London ambulance radio system 'fails in heavy rain'

Image caption, Radio communication during the 7 July bombings was heavily criticised

A report found the radio system used by London ambulance workers failed during heavy rain, it has emerged.

During the Health and Safety Executive inspection crews also revealed it was not uncommon to go out without radios.

The digital Airwave system was brought forward after communication during the 7 July bombings was criticised.

The London Ambulance Service (LAS) said its staff were not expected to go out without radios and it had no evidence of problems in rain.

The March HSE inspection report showed crews had reported some problems with the use of radios, namely poor reception during heavy rain.

'Potentially worrying'

Crews also said panic buttons either did not not work or elicited no response when activated, it found.

The report said this was "potentially worrying" and, if true, could lead to the development of a false sense of security.

At least one crew interviewed was found not to have radios and it was stated that this was not uncommon.

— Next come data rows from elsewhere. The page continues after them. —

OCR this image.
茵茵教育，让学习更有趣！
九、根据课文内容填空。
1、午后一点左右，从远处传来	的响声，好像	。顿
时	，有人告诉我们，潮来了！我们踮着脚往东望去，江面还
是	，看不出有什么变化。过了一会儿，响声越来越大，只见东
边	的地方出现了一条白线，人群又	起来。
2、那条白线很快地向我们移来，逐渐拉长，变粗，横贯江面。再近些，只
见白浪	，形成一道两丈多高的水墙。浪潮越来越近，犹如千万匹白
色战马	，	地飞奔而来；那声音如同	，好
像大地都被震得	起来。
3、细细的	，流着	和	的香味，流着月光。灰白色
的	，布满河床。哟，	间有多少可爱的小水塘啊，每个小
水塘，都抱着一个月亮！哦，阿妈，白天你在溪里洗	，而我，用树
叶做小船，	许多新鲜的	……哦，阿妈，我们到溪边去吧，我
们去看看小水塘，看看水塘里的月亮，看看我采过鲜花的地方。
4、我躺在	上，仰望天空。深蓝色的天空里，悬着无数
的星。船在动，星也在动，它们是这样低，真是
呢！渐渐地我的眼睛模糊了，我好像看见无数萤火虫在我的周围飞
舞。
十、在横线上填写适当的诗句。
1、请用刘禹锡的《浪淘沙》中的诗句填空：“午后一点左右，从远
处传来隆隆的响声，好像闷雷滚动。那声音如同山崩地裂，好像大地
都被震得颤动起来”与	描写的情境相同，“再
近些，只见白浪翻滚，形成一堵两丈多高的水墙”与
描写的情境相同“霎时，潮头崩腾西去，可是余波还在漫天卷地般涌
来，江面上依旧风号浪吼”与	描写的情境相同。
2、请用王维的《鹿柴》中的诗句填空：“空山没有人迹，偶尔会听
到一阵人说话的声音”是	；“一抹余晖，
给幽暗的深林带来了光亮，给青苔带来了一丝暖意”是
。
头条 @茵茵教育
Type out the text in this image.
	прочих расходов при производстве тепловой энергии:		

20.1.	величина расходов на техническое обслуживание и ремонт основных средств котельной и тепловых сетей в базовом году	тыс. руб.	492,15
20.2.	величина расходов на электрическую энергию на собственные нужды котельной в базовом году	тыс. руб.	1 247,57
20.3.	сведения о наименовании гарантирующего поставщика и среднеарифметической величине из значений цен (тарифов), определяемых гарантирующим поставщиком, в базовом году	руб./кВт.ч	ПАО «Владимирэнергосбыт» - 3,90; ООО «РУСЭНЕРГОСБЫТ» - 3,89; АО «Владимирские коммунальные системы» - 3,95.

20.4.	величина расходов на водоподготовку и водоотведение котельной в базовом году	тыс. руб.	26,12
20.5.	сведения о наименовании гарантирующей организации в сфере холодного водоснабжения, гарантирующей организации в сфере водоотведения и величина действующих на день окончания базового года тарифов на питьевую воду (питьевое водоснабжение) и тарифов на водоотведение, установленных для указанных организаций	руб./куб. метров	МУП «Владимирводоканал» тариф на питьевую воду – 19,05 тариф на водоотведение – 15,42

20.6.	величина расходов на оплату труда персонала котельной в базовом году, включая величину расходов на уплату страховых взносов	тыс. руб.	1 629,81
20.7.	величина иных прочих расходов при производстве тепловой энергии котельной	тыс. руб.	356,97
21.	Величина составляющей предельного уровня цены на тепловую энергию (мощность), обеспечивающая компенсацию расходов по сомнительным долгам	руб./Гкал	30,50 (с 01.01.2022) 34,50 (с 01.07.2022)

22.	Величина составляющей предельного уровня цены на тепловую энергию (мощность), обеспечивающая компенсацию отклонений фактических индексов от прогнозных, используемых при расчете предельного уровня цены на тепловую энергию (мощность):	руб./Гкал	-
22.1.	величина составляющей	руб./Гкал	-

The report made a number of recommendations including updating procedure to reflect the introduction of radios.

It said issues raised by staff about the operational effectiveness of radios should be investigated and appropriate action taken.

It also said a system should be put in place to ensure staff could not leave ambulance stations without radios in the vehicles.

The LAS said its vehicles were regularly checked to ensure they had the correct number of radios and it had found "no evidence of problems with Airwave radios during heavy rain".

In a statement it said: "We have fully investigated the points raised about our Airwave radio systems in this report and followed the recommendations made.

"The safety of our staff is of the highest importance to us and we are committed to giving our technical teams all the support they need to ensure that staff and vehicles have robust systems in place to ensure they have fully functional radio communications."